From the first, the singers captivate with expressive, open, wonderfully blended sound. The themes of the recording are complex and interesting, and these singers make repeated listening a real pleasure. The continuo team is also very fine; the bass viol is consistently attentive to the gestures of the music. The viol consort functions impressively as a single entity, coordinated at repeats and moments of heightened emotion, yet each individual voice is clear. The liner notes by Margaret Panofsky are thorough and provide a springboard for further research; texts and translations are well laid out and easy to follow. Although passion music is associated with a specific time of the year, the uplifting quality of the music and performance on this CD belongs to a timeless season.

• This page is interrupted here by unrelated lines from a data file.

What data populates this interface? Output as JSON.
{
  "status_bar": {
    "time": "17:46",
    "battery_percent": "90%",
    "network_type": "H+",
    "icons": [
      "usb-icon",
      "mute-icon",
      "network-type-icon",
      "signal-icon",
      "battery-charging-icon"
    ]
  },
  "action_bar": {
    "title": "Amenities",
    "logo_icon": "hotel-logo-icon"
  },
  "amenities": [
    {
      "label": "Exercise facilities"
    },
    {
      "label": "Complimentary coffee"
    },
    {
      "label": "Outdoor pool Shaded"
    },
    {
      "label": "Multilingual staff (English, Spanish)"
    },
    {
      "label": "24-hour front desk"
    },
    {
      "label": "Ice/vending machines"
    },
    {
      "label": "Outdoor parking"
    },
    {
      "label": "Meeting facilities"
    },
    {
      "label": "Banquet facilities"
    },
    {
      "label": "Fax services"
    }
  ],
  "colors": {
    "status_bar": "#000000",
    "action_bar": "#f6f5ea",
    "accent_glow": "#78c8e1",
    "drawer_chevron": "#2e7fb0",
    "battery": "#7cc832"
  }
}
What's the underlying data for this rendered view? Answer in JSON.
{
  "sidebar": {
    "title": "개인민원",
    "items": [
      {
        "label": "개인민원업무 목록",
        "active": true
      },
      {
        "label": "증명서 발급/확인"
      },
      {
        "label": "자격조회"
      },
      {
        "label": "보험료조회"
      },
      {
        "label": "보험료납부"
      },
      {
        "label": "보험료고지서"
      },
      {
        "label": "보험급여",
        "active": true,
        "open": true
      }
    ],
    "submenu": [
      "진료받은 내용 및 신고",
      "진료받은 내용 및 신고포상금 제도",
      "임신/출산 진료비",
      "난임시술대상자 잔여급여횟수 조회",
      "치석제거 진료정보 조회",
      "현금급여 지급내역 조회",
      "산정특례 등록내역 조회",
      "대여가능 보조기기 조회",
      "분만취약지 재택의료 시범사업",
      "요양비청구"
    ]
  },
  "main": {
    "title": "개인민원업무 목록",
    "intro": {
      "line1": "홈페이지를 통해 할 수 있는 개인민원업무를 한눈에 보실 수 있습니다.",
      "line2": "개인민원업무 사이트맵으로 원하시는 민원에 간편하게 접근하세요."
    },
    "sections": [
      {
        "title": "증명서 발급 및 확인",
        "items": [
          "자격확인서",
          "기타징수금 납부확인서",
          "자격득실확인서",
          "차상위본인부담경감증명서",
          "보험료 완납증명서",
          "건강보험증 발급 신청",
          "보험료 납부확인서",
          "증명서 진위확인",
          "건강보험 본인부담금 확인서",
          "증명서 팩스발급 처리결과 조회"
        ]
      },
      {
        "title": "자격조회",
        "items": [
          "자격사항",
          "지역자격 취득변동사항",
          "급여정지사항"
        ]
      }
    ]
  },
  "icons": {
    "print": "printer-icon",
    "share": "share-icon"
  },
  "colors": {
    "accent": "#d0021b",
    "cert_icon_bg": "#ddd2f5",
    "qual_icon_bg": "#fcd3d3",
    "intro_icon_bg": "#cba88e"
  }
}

—Hannah Davidson, Viola da Gamba Society of America Newsletter, December, 2011

Ein Lämmlein: 17th-Century German Passion Music, Audio CD

Can there be such a thing as a penitential compact disc? Listening to this beautiful recording seems (as I listen on the shortest, darkest day of the year) as close to an act of penitence in a sacred setting as one might find in this secular age of MP3s and computers. Not for nothing did Bach choose the voice of the viol to speak at the depths of his setting of the John-Passion. The Teares of the Muses have chosen a particularly dark program, structured around a work by Samuel Capricornus (1628-1665) from 1660, the Two Songs of the Suffering and Death of Jesus, divided into six parts, and set for [seven] parts (two voices and four viols [and continuo]). Although Capricornus (born in Bohemia as Bockshorn before concluding his career in Stuttgart) left at least other collections of sacred works, and a variety of instrumental music as well, he remains little-known, so it is good to have this heartfelt reading of music which reveals the composer’s mastery of the expressive possibilities of the chromatic Italian harmonies of the beginning of his century. Sopranos Kathleen Cantrell and Campbell Rightmyer are ideally matched, and their tones are ideal for this music, with an innocent and pure character that blends beautifully with the sounds of the viols. Panofsky has made the wise choice to intersperse the five sections of the second work (Ein Lämmlein) with instrumental numbers, and the first work, O Traurigkeit, is followed by a dark suite from Schein’s Banchetto Musicale. The close recording of the viols adds to the particularly intimate character of the disc. Sadly, gambist David Fenton passed away between the recording and the release.